Well... I think I've found the problem causing reception issues for the two local stations listed above. After much troubleshooting tonight, it appears the Wineguard AP-4800 pre-amp is the culprit. Once I started looking at each connection in the path between the receiver and the antenna, it appears the coax at the power supply connector going towards the pre-amp was black and somewhat burned out. I'm not sure what would cause this failure on the pre-amp, but I assume this was causing some type of improper shielding or interference causing the signal strength to bounce for these two stations. I ran another coax from the antenna to the receiver without the preamp and received all locals with decent signal strength.

I still don't understand how this problem didn't cause reception issues for most stations but did for two..... anyone have thoughts on this?

Do I really even need a preamp for my setup (using DISH 921 receiver) if most stations have a signal strength around 80 with a few others around 100?


----------



## paulcdavis (Jan 22, 2004)

odubman said:


> Do I really even need a preamp for my setup (using DISH 921 receiver) if most stations have a signal strength around 80 with a few others around 100?

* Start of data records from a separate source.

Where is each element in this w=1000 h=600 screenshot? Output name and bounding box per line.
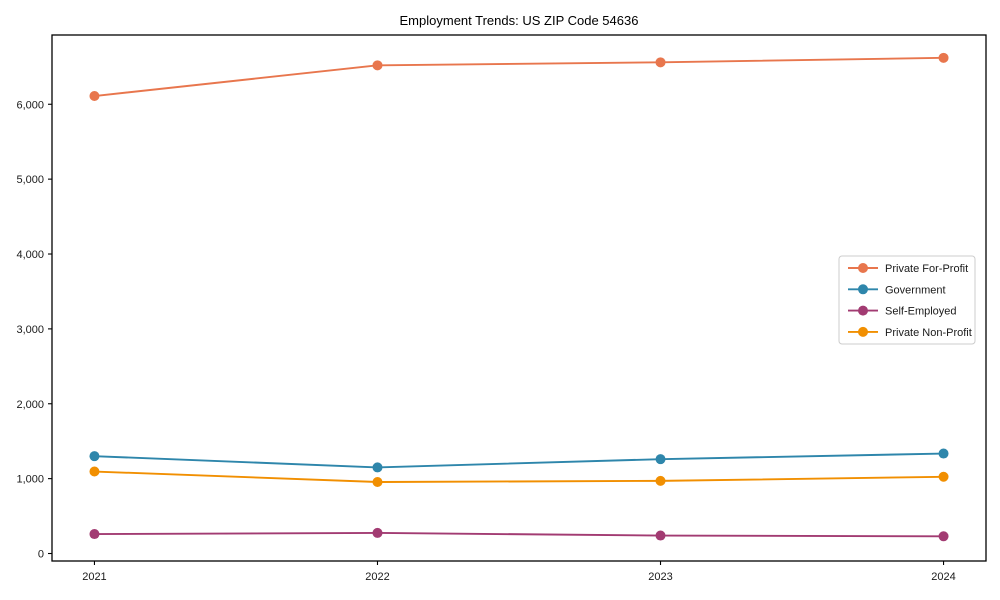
data-point-marker (655, 530, 666, 541)
y-tick-label: 4,000 (16, 249, 44, 261)
data-point-marker (938, 448, 949, 459)
series-line-private-for-profit (94, 56, 944, 97)
legend-box (838, 255, 976, 345)
legend: Private For-Profit Government Self-Employe… (838, 255, 976, 345)
legend-entry: Government (848, 284, 946, 296)
data-point-marker (938, 531, 949, 542)
series-layer (89, 52, 949, 542)
y-tick-label: 1,000 (16, 474, 44, 486)
legend-entry-label: Self-Employed (885, 306, 957, 318)
x-tick-label: 2022 (365, 571, 389, 583)
plot-border (51, 34, 987, 562)
data-point-marker (372, 477, 383, 488)
data-point-marker (655, 475, 666, 486)
legend-entry: Private Non-Profit (848, 326, 972, 339)
data-point-marker (938, 471, 949, 482)
data-point-marker (372, 462, 383, 473)
legend-swatch-marker (858, 326, 868, 337)
legend-entry: Self-Employed (848, 305, 957, 318)
data-point-marker (655, 454, 666, 465)
legend-entry: Private For-Profit (848, 263, 968, 275)
legend-swatch-marker (858, 284, 868, 295)
y-tick-label: 5,000 (16, 174, 44, 186)
legend-entry-label: Private For-Profit (885, 263, 968, 275)
series-line-self-employed (94, 531, 944, 538)
x-tick-label: 2023 (648, 571, 672, 583)
data-point-marker (655, 57, 666, 68)
data-point-marker (89, 529, 100, 540)
y-tick-label: 0 (38, 549, 44, 561)
legend-entry-label: Private Non-Profit (885, 327, 972, 339)
series-line-government (94, 452, 944, 469)
legend-swatch-marker (858, 305, 868, 316)
data-point-marker (372, 527, 383, 538)
axes-layer: 0 1,000 2,000 3,000 4,000 5,000 6,000 2021 2022 2… (16, 34, 987, 583)
data-point-marker (372, 60, 383, 71)
x-tick-label: 2021 (82, 571, 106, 583)
legend-entry-label: Government (885, 284, 946, 296)
series-line-private-non-profit (94, 470, 944, 483)
data-point-marker (89, 91, 100, 102)
chart-title: Employment Trends: US ZIP Code 54636 (400, 13, 639, 28)
y-tick-label: 6,000 (16, 99, 44, 111)
y-tick-label: 2,000 (16, 399, 44, 411)
data-point-marker (89, 466, 100, 477)
data-point-marker (89, 451, 100, 462)
y-tick-label: 3,000 (16, 324, 44, 336)
legend-swatch-marker (858, 263, 868, 273)
data-point-marker (938, 52, 949, 63)
x-tick-label: 2024 (931, 571, 955, 583)
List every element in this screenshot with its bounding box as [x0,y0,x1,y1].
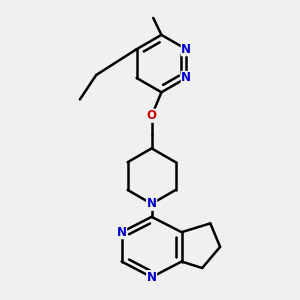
Text: N: N [181,71,191,84]
Text: N: N [147,271,157,284]
Text: N: N [147,197,157,210]
Text: N: N [181,43,191,56]
Text: O: O [147,109,157,122]
Text: N: N [117,226,127,239]
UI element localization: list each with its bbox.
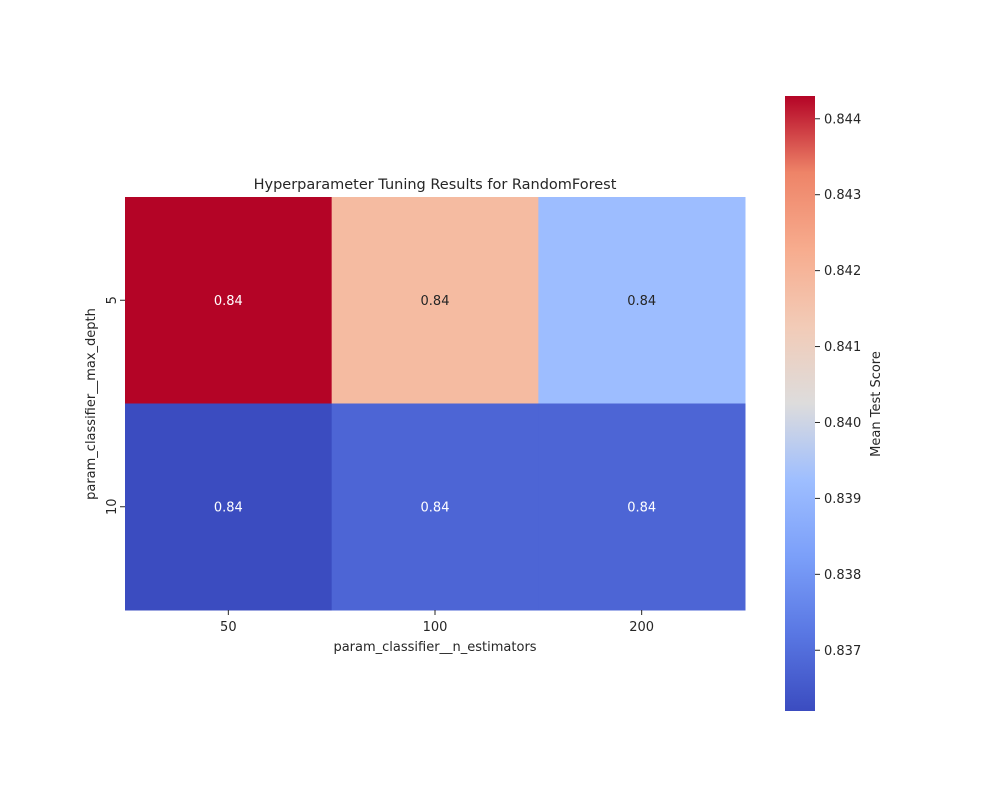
cell-annotation: 0.84 xyxy=(627,294,656,309)
heatmap-cell xyxy=(125,403,333,611)
heatmap-cell xyxy=(331,403,539,611)
colorbar-tick-label: 0.844 xyxy=(824,112,861,127)
y-axis-ticks: 5 10 xyxy=(105,296,125,515)
x-axis-label: param_classifier__n_estimators xyxy=(333,640,536,655)
cell-annotations: 0.84 0.84 0.84 0.84 0.84 0.84 xyxy=(214,294,656,516)
chart-title: Hyperparameter Tuning Results for Random… xyxy=(254,177,617,193)
colorbar-tick-label: 0.839 xyxy=(824,492,861,507)
colorbar-tick-label: 0.841 xyxy=(824,340,861,355)
x-tick-label: 50 xyxy=(220,620,237,635)
x-axis-ticks: 50 100 200 xyxy=(220,610,654,635)
colorbar-ticks: 0.837 0.838 0.839 0.840 0.841 0.842 0.843 0.844 xyxy=(815,112,861,659)
cell-annotation: 0.84 xyxy=(421,294,450,309)
colorbar-tick-label: 0.838 xyxy=(824,568,861,583)
x-tick-label: 100 xyxy=(423,620,448,635)
cell-annotation: 0.84 xyxy=(214,500,243,515)
colorbar-tick-label: 0.842 xyxy=(824,264,861,279)
colorbar-label: Mean Test Score xyxy=(869,351,884,457)
y-axis-label: param_classifier__max_depth xyxy=(84,308,99,500)
colorbar-tick-label: 0.843 xyxy=(824,188,861,203)
y-tick-label: 5 xyxy=(105,296,120,304)
heatmap-cells xyxy=(125,197,746,611)
heatmap-cell xyxy=(538,197,746,404)
heatmap-cell xyxy=(331,197,539,404)
colorbar-tick-label: 0.837 xyxy=(824,644,861,659)
cell-annotation: 0.84 xyxy=(421,500,450,515)
colorbar-tick-label: 0.840 xyxy=(824,416,861,431)
x-tick-label: 200 xyxy=(629,620,654,635)
cell-annotation: 0.84 xyxy=(627,500,656,515)
heatmap-cell xyxy=(125,197,333,404)
cell-annotation: 0.84 xyxy=(214,294,243,309)
colorbar xyxy=(785,96,815,711)
heatmap-cell xyxy=(538,403,746,611)
y-tick-label: 10 xyxy=(105,498,120,515)
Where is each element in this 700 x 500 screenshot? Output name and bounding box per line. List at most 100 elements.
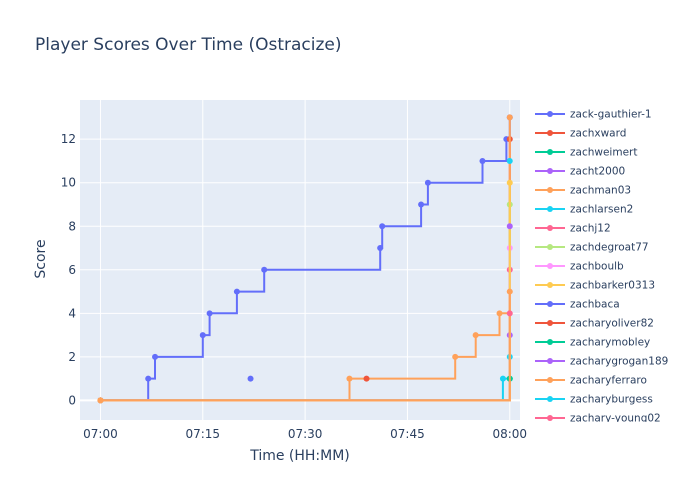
data-point[interactable] <box>506 310 513 317</box>
legend-item[interactable]: zachdegroat77 <box>535 242 649 254</box>
legend[interactable]: zack-gauthier-1 zachxward zachweimert zacht… <box>535 109 668 425</box>
data-point[interactable] <box>363 375 370 382</box>
legend-item[interactable]: zachj12 <box>535 223 611 235</box>
legend-item[interactable]: zachxward <box>535 128 626 140</box>
tick-layer: 07:00 07:15 07:30 07:45 08:00 0 2 4 6 8 10 12 <box>61 132 527 441</box>
legend-swatch-marker <box>547 149 553 155</box>
legend-label: zacharyferraro <box>570 375 647 387</box>
data-point[interactable] <box>506 288 513 295</box>
legend-item[interactable]: zachbaca <box>535 299 620 311</box>
legend-swatch-marker <box>547 301 553 307</box>
data-point[interactable] <box>261 266 268 273</box>
legend-swatch-marker <box>547 339 553 345</box>
x-axis-title: Time (HH:MM) <box>249 448 350 464</box>
legend-label: zacht2000 <box>570 166 625 178</box>
legend-label: zachboulb <box>570 261 624 273</box>
data-point[interactable] <box>496 310 503 317</box>
series-zachary-young02[interactable] <box>506 310 513 317</box>
data-point[interactable] <box>145 375 152 382</box>
data-point[interactable] <box>377 245 384 252</box>
legend-swatch-marker <box>547 244 553 250</box>
series-line <box>100 117 511 402</box>
y-tick-label: 6 <box>68 263 76 277</box>
legend-label: zacharygrogan189 <box>570 356 668 368</box>
legend-item[interactable]: zachman03 <box>535 185 631 197</box>
legend-item[interactable]: zachweimert <box>535 147 637 159</box>
series-zachbaca[interactable] <box>247 375 254 382</box>
data-point[interactable] <box>499 375 506 382</box>
legend-label: zachary-young02 <box>570 413 661 425</box>
data-point[interactable] <box>152 353 159 360</box>
y-tick-label: 8 <box>68 219 76 233</box>
x-tick-label: 08:00 <box>492 427 527 441</box>
legend-label: zachman03 <box>570 185 631 197</box>
legend-item[interactable]: zachary-young02 <box>535 413 661 425</box>
legend-swatch-marker <box>547 263 553 269</box>
legend-label: zacharyburgess <box>570 394 653 406</box>
x-tick-label: 07:15 <box>185 427 220 441</box>
series-zacharygrogan189[interactable] <box>506 223 513 230</box>
legend-label: zachj12 <box>570 223 611 235</box>
data-point[interactable] <box>479 157 486 164</box>
legend-item[interactable]: zachlarsen2 <box>535 204 633 216</box>
x-tick-label: 07:00 <box>83 427 118 441</box>
y-tick-label: 12 <box>61 132 76 146</box>
legend-label: zachbarker0313 <box>570 280 655 292</box>
x-tick-label: 07:45 <box>390 427 425 441</box>
legend-label: zachweimert <box>570 147 637 159</box>
data-point[interactable] <box>379 223 386 230</box>
plot-area <box>80 100 520 420</box>
data-point[interactable] <box>418 201 425 208</box>
legend-item[interactable]: zacharyburgess <box>535 394 653 406</box>
legend-swatch-marker <box>547 320 553 326</box>
legend-item[interactable]: zachboulb <box>535 261 624 273</box>
legend-swatch-marker <box>547 415 553 421</box>
legend-item[interactable]: zack-gauthier-1 <box>535 109 652 121</box>
data-point[interactable] <box>206 310 213 317</box>
legend-swatch-marker <box>547 168 553 174</box>
legend-item[interactable]: zacharygrogan189 <box>535 356 668 368</box>
series-zacharyburgess[interactable] <box>506 157 513 164</box>
legend-swatch-marker <box>547 187 553 193</box>
data-point[interactable] <box>506 179 513 186</box>
data-point[interactable] <box>452 353 459 360</box>
legend-swatch-marker <box>547 396 553 402</box>
legend-label: zachxward <box>570 128 626 140</box>
legend-item[interactable]: zacharymobley <box>535 337 650 349</box>
series-line <box>100 117 511 402</box>
data-point[interactable] <box>233 288 240 295</box>
data-point[interactable] <box>506 114 513 121</box>
y-tick-label: 10 <box>61 176 76 190</box>
legend-swatch-marker <box>547 358 553 364</box>
data-point[interactable] <box>199 332 206 339</box>
legend-label: zachbaca <box>570 299 620 311</box>
data-point[interactable] <box>472 332 479 339</box>
legend-label: zack-gauthier-1 <box>570 109 652 121</box>
legend-swatch-marker <box>547 111 553 117</box>
series-zacharyoliver82[interactable] <box>363 375 370 382</box>
y-axis-title: Score <box>33 239 49 278</box>
legend-item[interactable]: zacht2000 <box>535 166 625 178</box>
y-tick-label: 0 <box>68 393 76 407</box>
chart-title: Player Scores Over Time (Ostracize) <box>35 35 342 55</box>
legend-label: zachdegroat77 <box>570 242 649 254</box>
legend-item[interactable]: zachbarker0313 <box>535 280 655 292</box>
data-point[interactable] <box>424 179 431 186</box>
legend-swatch-marker <box>547 206 553 212</box>
x-tick-label: 07:30 <box>288 427 323 441</box>
legend-item[interactable]: zacharyoliver82 <box>535 318 654 330</box>
legend-swatch-marker <box>547 130 553 136</box>
legend-label: zacharymobley <box>570 337 650 349</box>
data-point[interactable] <box>506 223 513 230</box>
data-point[interactable] <box>247 375 254 382</box>
legend-item[interactable]: zacharyferraro <box>535 375 647 387</box>
y-tick-label: 4 <box>68 306 76 320</box>
series-layer <box>97 114 513 404</box>
data-point[interactable] <box>346 375 353 382</box>
series-zacharyferraro[interactable] <box>97 288 513 404</box>
legend-label: zachlarsen2 <box>570 204 633 216</box>
data-point[interactable] <box>506 157 513 164</box>
data-point[interactable] <box>97 397 104 404</box>
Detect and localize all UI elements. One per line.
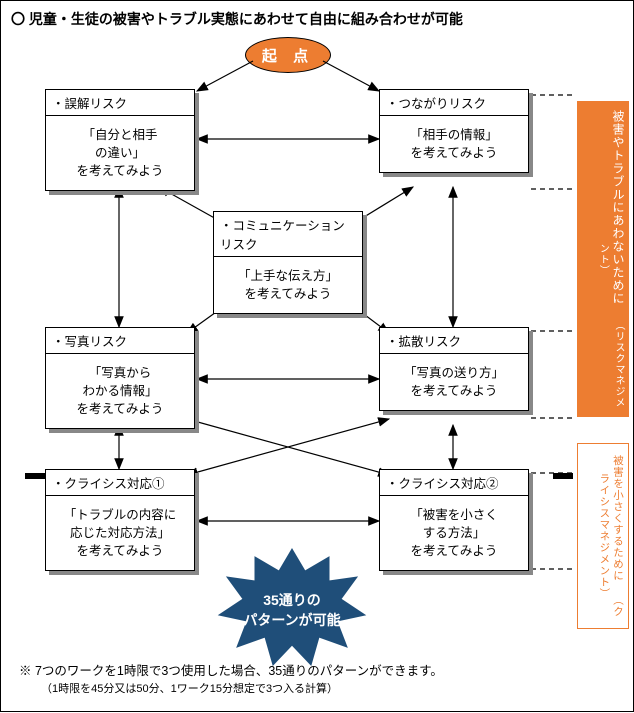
side-band-crisis-mgmt: 被害を小さくするために （クライシスマネジメント）: [577, 443, 629, 629]
node-n3: ・コミュニケーションリスク「上手な伝え方」を考えてみよう: [213, 211, 363, 314]
footnote: ※ 7つのワークを1時限で3つ使用した場合、35通りのパターンができます。 （1…: [19, 662, 443, 697]
band1-main: 被害やトラブルにあわないために: [611, 110, 625, 305]
footnote-sub: （1時限を45分又は50分、1ワーク15分想定で3つ入る計算）: [41, 681, 443, 698]
node-body: 「被害を小さくする方法」を考えてみよう: [379, 495, 529, 571]
node-n2: ・つながりリスク「相手の情報」を考えてみよう: [379, 89, 529, 173]
node-n1: ・誤解リスク「自分と相手の違い」を考えてみよう: [45, 89, 195, 191]
node-title: ・誤解リスク: [45, 89, 195, 115]
band2-main: 被害を小さくするために: [612, 455, 624, 582]
divider-tick: [553, 473, 573, 479]
node-n4: ・写真リスク「写真からわかる情報」を考えてみよう: [45, 327, 195, 429]
node-body: 「トラブルの内容に応じた対応方法」を考えてみよう: [45, 495, 195, 571]
node-title: ・つながりリスク: [379, 89, 529, 115]
divider-tick: [25, 473, 45, 479]
node-title: ・コミュニケーションリスク: [213, 211, 363, 256]
node-n6: ・クライシス対応①「トラブルの内容に応じた対応方法」を考えてみよう: [45, 469, 195, 571]
node-n5: ・拡散リスク「写真の送り方」を考えてみよう: [379, 327, 529, 411]
node-title: ・クライシス対応①: [45, 469, 195, 495]
node-n7: ・クライシス対応②「被害を小さくする方法」を考えてみよう: [379, 469, 529, 571]
node-body: 「自分と相手の違い」を考えてみよう: [45, 115, 195, 191]
start-node: 起 点: [245, 37, 331, 73]
node-title: ・拡散リスク: [379, 327, 529, 353]
node-title: ・クライシス対応②: [379, 469, 529, 495]
side-band-risk-mgmt: 被害やトラブルにあわないために （リスクマネジメント）: [577, 101, 629, 417]
node-body: 「相手の情報」を考えてみよう: [379, 115, 529, 173]
footnote-main: ※ 7つのワークを1時限で3つ使用した場合、35通りのパターンができます。: [19, 662, 443, 681]
pattern-count-burst: 35通りのパターンが可能: [217, 547, 367, 667]
node-body: 「写真からわかる情報」を考えてみよう: [45, 353, 195, 429]
burst-label: 35通りのパターンが可能: [217, 591, 367, 630]
node-body: 「写真の送り方」を考えてみよう: [379, 353, 529, 411]
diagram-frame: 〇 児童・生徒の被害やトラブル実態にあわせて自由に組み合わせが可能 起 点 ・誤…: [0, 0, 634, 712]
start-label: 起 点: [262, 45, 314, 66]
node-title: ・写真リスク: [45, 327, 195, 353]
page-heading: 〇 児童・生徒の被害やトラブル実態にあわせて自由に組み合わせが可能: [11, 9, 623, 29]
node-body: 「上手な伝え方」を考えてみよう: [213, 256, 363, 314]
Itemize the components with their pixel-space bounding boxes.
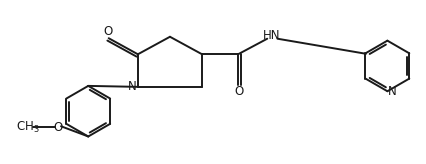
Text: O: O [53, 121, 63, 134]
Text: HN: HN [263, 29, 280, 42]
Text: O: O [234, 85, 243, 98]
Text: CH$_3$: CH$_3$ [16, 120, 39, 135]
Text: O: O [103, 25, 112, 38]
Text: N: N [387, 85, 396, 98]
Text: N: N [127, 80, 136, 93]
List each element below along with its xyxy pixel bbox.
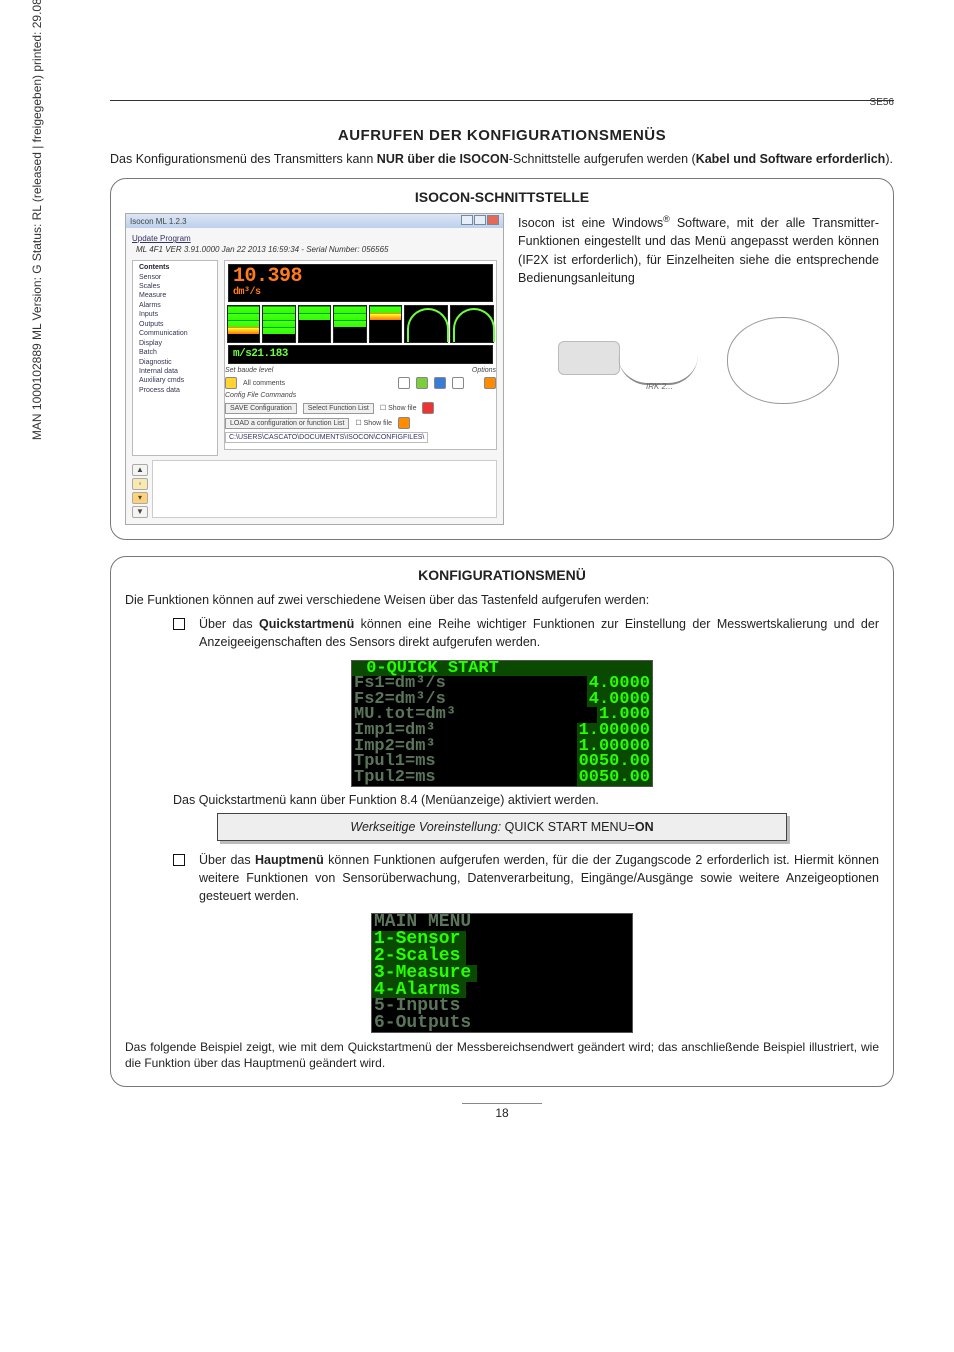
factory-default-box: Werkseitige Voreinstellung: QUICK START …: [217, 813, 787, 841]
top-rule: SE56: [110, 100, 894, 101]
top-marker: SE56: [870, 97, 894, 108]
intro-paragraph: Das Konfigurationsmenü des Transmitters …: [110, 150, 894, 168]
tree-item[interactable]: Outputs: [139, 320, 215, 329]
konfig-intro: Die Funktionen können auf zwei verschied…: [125, 591, 879, 609]
lock-icon[interactable]: [225, 377, 237, 389]
tree-root: Contents: [139, 263, 215, 272]
window-buttons: [460, 215, 499, 227]
isocon-description: Isocon ist eine Windows® Software, mit d…: [518, 213, 879, 287]
side-document-id: MAN 1000102889 ML Version: G Status: RL …: [30, 0, 44, 440]
isocon-cable-diagram: IRK 2...: [518, 307, 879, 417]
opt-icon[interactable]: [398, 377, 410, 389]
lcd-bargraph-row: [227, 305, 494, 343]
bullet-icon: [173, 618, 185, 630]
tree-item[interactable]: Scales: [139, 282, 215, 291]
konfig-heading: KONFIGURATIONSMENÜ: [125, 567, 879, 583]
lcd-bottom-readout: m/s21.183: [231, 348, 490, 361]
tree-item[interactable]: Diagnostic: [139, 358, 215, 367]
select-fn-button[interactable]: Select Function List: [303, 403, 374, 414]
cfg-path: C:\USERS\CASCATO\DOCUMENTS\ISOCON\CONFIG…: [225, 432, 428, 443]
tree-item[interactable]: Inputs: [139, 310, 215, 319]
closing-paragraph: Das folgende Beispiel zeigt, wie mit dem…: [125, 1039, 879, 1071]
options-label: Options: [472, 367, 496, 374]
opt-icon[interactable]: [484, 377, 496, 389]
baud-value: All comments: [243, 380, 285, 387]
isocon-window-title: Isocon ML 1.2.3: [130, 217, 187, 226]
tree-item[interactable]: Process data: [139, 386, 215, 395]
quickstart-lcd: 0-QUICK START Fs1=dm³/s 4.0000Fs2=dm³/s …: [351, 660, 653, 787]
update-label: Update Program: [132, 234, 497, 243]
quickstart-note: Das Quickstartmenü kann über Funktion 8.…: [173, 793, 879, 807]
show-file-check[interactable]: Show file: [364, 420, 392, 427]
tree-item[interactable]: Batch: [139, 348, 215, 357]
opt-icon[interactable]: [416, 377, 428, 389]
cable-label: IRK 2...: [646, 381, 673, 393]
baud-label: Set baude level: [225, 367, 273, 374]
main-menu-lcd: MAIN MENU1-Sensor2-Scales3-Measure4-Alar…: [371, 913, 633, 1033]
opt-icon[interactable]: [452, 377, 464, 389]
bullet-quickstart: Über das Quickstartmenü können eine Reih…: [173, 615, 879, 651]
isocon-tree[interactable]: Contents Sensor Scales Measure Alarms In…: [132, 260, 218, 456]
tree-item[interactable]: Alarms: [139, 301, 215, 310]
save-config-button[interactable]: SAVE Configuration: [225, 403, 297, 414]
preset-label: QUICK START MENU=: [501, 820, 635, 834]
tree-item[interactable]: Internal data: [139, 367, 215, 376]
isocon-version-line: ML 4F1 VER 3.91.0000 Jan 22 2013 16:59:3…: [136, 245, 497, 254]
page-number: 18: [462, 1103, 542, 1120]
isocon-heading: ISOCON-SCHNITTSTELLE: [125, 189, 879, 205]
preset-value: ON: [635, 820, 654, 834]
section-title-aufrufen: AUFRUFEN DER KONFIGURATIONSMENÜS: [110, 127, 894, 144]
tree-item[interactable]: Sensor: [139, 273, 215, 282]
opt-icon[interactable]: [434, 377, 446, 389]
preset-italic: Werkseitige Voreinstellung:: [350, 820, 501, 834]
lcd-main-unit: dm³/s: [231, 287, 490, 299]
tree-item[interactable]: Communication: [139, 329, 215, 338]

Antenna mounted Preamps only compensate for the signal loss from a long coax between the antenna and the 921. All preamps add some noise to the line, so a pre-amp with a coax cable length of less than 100 ft will often result in a poorer signal. Without multipath problems, the 921 seems to stay locked on signals in the 80 - 100 range OK. A stable 80 is better than a signal that bounces from 90 to 110 in my experience.


----------



## 4HiMarks (Jan 21, 2004)

odubman said:


> Once I started looking at each connection in the path between the receiver and the antenna, it appears the coax at the power supply connector going towards the pre-amp was black and somewhat burned out.


Yep. Just as I suspected. It happened to me twice. Somehow, water got into the connection at the grounding block. Don't exactly recall what stations I wasn't getting, but I think it could only see one satellite (this was before I got my 921).

-Chris


----------



## axel0720 (Dec 19, 2004)

I am using a 360 antenna from Radio Shack , believe they only make one style , I live in Peoria Illinois and yesterday FOX came on line with there Digital Transmission (getting ready for Super Bowl ) I am getting about a 75 on the reception scale cause the sending antenna is about 35 miles away. I also am pulling in Davenport Iowa and Springfield Illinois.
Just thought I would share the type of antenna that works very well for me.


----------



## Tomos (Jan 16, 2005)

I have read many knowledgeable folks here write that in the world of the all mighty antenna, bigger is everything, so if your signal is low don't bother with an amp. I have always had a great signal on my rooftop Channelmaster 3020. Now with the 921 I can see it is around 110 to 120 no matter the weather. I am easily 45 to 50 miles from the towers. Now when I try to peek through the tiny holes in the forest I can get stations out of New York and I am 45 to 50 miles west of Philly, but when the wind blows it comes and goes.


----------